Aber auch historisch schließt das Programm von „Glorious Technicolor“ einige Lücken, denn mit „Redskin“ und „Toll Of the Sea“ präsentiert die Retrospektive zudem Beispiele früherer Technicolor-Verfahren aus den 1920er Jahren, die noch mit zwei Farbfiltern (Purpur und Grün) arbeiteten – was zur Folge hatte, dass das Blau in diesen Filmen einen grünlichen Stich bekam und Grün ins Braun tendierte. 2-Farben-Technicolor, das noch 1934 in fast 80 Produktionen zu sehen war, bevor es durch das 3-Farben-Verfahren endgültig abgelöst wurde, besitzt trotz seiner systemimmanenten Mängel eine ganz spezielle Ästhetik, die nichts von ihrer Faszination verloren hat.

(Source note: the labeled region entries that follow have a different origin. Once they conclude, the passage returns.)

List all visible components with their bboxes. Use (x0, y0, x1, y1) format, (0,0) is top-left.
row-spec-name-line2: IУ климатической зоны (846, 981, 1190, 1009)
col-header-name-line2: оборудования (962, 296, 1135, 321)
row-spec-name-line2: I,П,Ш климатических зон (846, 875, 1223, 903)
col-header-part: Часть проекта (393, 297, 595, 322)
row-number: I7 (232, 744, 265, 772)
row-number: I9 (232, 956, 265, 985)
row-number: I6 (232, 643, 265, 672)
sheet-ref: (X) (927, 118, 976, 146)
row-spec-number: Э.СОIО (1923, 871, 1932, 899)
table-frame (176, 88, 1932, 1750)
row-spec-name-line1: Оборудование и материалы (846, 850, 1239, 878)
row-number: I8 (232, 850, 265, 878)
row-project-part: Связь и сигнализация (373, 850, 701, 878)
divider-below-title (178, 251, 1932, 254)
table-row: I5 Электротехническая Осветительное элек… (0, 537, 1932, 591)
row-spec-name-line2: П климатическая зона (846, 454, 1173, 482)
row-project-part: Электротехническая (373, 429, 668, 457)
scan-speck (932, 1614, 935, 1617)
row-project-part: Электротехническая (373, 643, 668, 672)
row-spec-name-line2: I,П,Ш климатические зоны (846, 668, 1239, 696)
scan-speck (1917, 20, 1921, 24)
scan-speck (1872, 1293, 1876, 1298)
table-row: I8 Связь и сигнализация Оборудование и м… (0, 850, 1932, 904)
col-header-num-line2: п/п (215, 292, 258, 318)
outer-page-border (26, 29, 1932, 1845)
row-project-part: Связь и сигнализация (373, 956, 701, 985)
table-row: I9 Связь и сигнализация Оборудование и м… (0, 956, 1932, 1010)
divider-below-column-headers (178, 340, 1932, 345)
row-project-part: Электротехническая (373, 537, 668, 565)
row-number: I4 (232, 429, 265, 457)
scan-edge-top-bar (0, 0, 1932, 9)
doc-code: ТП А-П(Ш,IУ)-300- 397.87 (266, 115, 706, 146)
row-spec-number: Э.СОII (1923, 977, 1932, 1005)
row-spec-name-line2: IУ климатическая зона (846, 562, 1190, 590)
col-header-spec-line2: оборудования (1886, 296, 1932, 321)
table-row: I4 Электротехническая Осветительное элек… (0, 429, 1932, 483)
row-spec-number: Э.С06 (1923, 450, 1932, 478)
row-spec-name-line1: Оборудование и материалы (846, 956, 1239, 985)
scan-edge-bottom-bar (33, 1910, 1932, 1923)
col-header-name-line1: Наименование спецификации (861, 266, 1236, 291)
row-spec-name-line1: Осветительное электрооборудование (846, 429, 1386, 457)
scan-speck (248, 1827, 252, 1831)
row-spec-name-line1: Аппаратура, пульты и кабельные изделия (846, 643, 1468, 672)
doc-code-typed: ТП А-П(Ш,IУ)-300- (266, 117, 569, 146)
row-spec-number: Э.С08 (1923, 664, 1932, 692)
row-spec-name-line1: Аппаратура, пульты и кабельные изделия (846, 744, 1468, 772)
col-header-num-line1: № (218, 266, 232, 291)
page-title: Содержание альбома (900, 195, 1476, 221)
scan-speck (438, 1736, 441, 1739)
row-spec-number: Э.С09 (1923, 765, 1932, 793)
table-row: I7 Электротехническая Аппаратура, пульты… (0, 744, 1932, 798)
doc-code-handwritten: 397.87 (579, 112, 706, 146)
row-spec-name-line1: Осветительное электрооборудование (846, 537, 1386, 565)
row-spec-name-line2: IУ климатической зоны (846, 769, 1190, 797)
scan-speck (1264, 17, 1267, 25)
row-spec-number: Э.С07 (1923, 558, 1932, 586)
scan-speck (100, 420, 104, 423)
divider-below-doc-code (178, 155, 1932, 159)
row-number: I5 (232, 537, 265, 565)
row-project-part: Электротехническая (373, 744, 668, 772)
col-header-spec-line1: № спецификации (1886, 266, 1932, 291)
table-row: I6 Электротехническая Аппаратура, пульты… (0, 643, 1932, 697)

So bietet „Glorious Technicolor“ die seltene Gelegenheit, den ganzen Farbenreichtum einer wahrlich glänzenden Kinoepoche noch einmal aus erster Hand zu erleben: mit Original-Technicolor-Kopien, die den amerikanischen Süden genauso zu leuchten bringen wie das Zauberland Oz und das ikonische Monument Valley.